This is the mail archive of the
gcc-patches@gcc.gnu.org
mailing list for the GCC project.
[gomp-nvptx] nvptx backend: implement alloca with -msoft-stack
- From: Alexander Monakov <amonakov at ispras dot ru>
- To: gcc-patches at gcc dot gnu dot org
- Cc: Bernd Schmidt <bschmidt at redhat dot com>, Nathan Sidwell <nathan at acm dot org>
- Date: Mon, 14 Dec 2015 16:50:48 +0300
- Subject: [gomp-nvptx] nvptx backend: implement alloca with -msoft-stack
- Authentication-results: sourceware.org; auth=none
This patch implements variable stack allocation for alloca/VLA on NVPTX if
-msoft-stack is enabled. In addition to moving the stack pointer, we need to
copy the updated pointer into __nvptx_stacks[tid.y].
* config/nvptx/nvptx.c (nvptx_declare_function_name): Emit %outargs
using .local %outargs_ar only if not TARGET_SOFT_STACK. Emit %outargs
under TARGET_SOFT_STACK by offsetting from %frame.
(nvptx_get_drap_rtx): Return %argp as the DRAP if needed.

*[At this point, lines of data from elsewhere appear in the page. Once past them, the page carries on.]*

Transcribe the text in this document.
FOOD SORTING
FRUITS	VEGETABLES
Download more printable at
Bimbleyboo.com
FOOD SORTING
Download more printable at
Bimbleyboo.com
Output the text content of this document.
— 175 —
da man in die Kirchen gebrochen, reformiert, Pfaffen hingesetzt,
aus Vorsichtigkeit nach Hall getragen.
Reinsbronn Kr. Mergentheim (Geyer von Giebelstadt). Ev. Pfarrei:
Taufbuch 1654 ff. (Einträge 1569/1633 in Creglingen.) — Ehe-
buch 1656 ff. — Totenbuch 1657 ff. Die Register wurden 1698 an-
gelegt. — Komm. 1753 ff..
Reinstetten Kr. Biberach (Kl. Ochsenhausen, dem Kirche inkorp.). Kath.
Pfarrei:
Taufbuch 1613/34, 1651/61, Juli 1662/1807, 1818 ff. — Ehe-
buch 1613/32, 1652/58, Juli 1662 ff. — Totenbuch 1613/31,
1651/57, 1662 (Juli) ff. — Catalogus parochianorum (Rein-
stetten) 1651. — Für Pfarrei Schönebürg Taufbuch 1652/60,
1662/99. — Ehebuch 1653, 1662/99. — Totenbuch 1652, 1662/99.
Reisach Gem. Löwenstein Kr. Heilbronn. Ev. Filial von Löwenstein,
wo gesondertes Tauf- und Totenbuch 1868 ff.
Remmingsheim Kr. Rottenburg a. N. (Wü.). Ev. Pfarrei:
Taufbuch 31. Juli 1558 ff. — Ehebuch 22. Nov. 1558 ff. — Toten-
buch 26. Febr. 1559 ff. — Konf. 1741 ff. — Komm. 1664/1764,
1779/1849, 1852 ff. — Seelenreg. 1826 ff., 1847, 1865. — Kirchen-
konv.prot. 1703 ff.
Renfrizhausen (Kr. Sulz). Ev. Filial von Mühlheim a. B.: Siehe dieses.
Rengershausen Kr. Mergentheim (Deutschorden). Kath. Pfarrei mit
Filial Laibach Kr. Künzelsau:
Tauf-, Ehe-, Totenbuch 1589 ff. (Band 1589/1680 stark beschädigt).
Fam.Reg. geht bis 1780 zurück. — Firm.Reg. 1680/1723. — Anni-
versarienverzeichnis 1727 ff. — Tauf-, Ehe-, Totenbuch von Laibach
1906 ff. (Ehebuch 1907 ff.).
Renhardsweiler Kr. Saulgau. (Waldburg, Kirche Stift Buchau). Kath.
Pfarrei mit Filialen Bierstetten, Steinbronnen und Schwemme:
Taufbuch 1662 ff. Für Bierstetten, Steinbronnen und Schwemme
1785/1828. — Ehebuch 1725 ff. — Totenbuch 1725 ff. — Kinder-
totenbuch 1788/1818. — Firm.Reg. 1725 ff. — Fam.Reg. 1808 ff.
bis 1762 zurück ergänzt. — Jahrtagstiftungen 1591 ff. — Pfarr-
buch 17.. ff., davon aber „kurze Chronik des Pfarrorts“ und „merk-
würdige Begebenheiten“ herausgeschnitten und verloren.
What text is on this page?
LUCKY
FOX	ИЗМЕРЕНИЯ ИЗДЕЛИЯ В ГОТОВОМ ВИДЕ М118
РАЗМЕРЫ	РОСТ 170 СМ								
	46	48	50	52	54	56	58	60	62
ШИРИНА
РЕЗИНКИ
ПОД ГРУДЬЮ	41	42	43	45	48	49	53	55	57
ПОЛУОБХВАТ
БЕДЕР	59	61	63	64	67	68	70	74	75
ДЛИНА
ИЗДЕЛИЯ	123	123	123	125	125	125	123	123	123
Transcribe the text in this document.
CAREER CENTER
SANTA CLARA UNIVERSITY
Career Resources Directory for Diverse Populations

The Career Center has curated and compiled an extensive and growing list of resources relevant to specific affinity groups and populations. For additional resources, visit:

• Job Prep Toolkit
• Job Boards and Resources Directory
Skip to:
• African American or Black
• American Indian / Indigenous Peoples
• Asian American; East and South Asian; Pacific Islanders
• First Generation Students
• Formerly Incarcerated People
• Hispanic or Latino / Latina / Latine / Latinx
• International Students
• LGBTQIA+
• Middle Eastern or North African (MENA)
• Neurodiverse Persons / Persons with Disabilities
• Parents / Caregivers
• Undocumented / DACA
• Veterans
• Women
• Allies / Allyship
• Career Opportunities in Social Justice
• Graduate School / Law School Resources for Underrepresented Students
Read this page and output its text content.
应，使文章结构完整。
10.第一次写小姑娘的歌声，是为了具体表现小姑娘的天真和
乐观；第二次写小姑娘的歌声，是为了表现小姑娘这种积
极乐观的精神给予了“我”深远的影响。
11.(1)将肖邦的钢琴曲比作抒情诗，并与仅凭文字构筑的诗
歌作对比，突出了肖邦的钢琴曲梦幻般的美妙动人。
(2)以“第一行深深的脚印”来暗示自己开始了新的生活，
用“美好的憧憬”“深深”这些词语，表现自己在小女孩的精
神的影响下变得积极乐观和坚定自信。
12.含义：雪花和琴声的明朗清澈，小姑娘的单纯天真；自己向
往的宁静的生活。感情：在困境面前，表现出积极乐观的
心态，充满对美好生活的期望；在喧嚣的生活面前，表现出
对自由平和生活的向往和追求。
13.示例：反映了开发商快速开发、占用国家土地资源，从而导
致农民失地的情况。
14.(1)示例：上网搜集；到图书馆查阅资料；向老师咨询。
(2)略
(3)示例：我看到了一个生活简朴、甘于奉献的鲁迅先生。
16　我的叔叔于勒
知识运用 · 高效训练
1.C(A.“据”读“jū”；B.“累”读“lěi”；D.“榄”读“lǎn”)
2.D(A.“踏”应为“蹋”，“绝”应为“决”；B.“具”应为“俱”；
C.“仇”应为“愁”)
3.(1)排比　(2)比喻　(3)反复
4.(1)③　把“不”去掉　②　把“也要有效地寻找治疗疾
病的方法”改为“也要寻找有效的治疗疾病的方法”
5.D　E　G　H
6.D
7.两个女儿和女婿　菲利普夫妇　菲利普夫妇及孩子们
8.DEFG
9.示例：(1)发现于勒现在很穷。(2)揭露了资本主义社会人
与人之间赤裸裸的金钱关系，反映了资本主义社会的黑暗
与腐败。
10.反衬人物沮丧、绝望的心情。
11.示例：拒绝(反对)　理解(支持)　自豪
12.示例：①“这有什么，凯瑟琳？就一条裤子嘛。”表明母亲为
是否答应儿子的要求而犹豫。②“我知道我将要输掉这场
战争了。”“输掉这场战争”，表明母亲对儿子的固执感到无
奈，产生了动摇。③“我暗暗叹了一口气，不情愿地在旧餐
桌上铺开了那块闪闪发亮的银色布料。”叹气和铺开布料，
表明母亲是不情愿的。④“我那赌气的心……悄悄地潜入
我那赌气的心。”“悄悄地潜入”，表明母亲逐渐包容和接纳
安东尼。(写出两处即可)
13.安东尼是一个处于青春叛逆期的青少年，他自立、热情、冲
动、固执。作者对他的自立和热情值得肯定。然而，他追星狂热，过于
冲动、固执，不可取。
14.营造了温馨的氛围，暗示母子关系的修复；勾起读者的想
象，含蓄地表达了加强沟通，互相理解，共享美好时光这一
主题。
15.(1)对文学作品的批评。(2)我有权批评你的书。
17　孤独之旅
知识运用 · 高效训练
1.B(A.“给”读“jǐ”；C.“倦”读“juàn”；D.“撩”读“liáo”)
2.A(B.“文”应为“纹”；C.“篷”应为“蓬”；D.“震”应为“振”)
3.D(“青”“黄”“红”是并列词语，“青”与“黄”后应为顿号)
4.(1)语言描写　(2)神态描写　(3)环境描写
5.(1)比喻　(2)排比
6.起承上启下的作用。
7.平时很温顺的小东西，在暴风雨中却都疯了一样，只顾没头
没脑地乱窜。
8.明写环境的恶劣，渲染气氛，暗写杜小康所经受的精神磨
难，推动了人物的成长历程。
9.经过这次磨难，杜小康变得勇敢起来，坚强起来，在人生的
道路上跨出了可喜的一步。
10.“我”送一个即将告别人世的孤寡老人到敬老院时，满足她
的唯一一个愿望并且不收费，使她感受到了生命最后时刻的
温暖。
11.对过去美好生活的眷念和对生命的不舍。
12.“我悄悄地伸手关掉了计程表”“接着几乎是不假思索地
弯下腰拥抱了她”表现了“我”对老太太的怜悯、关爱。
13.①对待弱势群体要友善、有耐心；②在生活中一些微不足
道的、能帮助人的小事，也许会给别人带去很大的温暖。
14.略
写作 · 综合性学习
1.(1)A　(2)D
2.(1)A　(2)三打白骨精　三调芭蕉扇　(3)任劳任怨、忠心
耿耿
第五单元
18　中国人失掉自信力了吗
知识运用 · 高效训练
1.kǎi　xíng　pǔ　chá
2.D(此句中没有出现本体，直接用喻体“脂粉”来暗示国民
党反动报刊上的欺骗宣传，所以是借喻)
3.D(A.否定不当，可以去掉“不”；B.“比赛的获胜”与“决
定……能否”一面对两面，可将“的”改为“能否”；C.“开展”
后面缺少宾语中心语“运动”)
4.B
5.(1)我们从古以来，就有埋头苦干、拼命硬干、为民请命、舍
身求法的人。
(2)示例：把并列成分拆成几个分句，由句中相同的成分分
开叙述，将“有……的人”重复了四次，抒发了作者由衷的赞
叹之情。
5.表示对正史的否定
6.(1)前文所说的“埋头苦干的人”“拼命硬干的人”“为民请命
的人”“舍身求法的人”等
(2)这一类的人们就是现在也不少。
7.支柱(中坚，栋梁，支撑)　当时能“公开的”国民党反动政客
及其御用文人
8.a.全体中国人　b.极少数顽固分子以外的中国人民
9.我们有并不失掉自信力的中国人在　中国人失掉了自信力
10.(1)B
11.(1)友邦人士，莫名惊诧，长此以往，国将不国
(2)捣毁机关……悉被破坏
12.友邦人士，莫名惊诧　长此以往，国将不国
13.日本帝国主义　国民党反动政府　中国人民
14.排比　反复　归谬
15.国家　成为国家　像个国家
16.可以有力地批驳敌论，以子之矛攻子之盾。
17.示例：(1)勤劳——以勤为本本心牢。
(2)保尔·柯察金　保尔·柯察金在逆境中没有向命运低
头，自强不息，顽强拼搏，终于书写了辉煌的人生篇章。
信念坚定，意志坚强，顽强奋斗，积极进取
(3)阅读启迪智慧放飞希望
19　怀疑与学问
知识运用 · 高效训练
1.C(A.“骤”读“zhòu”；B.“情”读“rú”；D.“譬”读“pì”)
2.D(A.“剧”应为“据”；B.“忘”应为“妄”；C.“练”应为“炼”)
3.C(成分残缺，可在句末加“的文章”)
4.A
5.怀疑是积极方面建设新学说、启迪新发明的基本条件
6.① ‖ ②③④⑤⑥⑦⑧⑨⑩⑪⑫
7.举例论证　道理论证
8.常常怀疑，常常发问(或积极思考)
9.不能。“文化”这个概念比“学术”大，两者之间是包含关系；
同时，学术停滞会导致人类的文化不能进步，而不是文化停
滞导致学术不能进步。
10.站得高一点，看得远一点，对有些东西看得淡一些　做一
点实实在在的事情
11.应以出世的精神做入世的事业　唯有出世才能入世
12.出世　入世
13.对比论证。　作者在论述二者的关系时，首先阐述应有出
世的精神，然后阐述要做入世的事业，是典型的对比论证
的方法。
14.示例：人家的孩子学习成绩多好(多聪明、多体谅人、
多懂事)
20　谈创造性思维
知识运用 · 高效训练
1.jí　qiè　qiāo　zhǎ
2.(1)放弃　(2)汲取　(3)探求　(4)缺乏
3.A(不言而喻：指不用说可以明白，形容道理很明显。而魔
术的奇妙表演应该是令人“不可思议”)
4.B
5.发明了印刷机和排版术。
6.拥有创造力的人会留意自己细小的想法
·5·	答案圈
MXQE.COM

* config/nvptx/nvptx.md (nvptx_register_operand): Allow %outargs under
TARGET_SOFT_STACK.
(nvptx_nonimmediate_operand): Ditto.
(allocate_stack): Implement for TARGET_SOFT_STACK. Remove unused code.
(allocate_stack_<mode>): Remove unused pattern.
(set_softstack_insn): New pattern.
(restore_stack_block): Handle for TARGET_SOFT_STACK.
---
I have committed this patch to the gomp-nvptx branch. Bernd, Nathan, I would
appreciate if you could comment on 'define_predicate' changes in nvptx.md.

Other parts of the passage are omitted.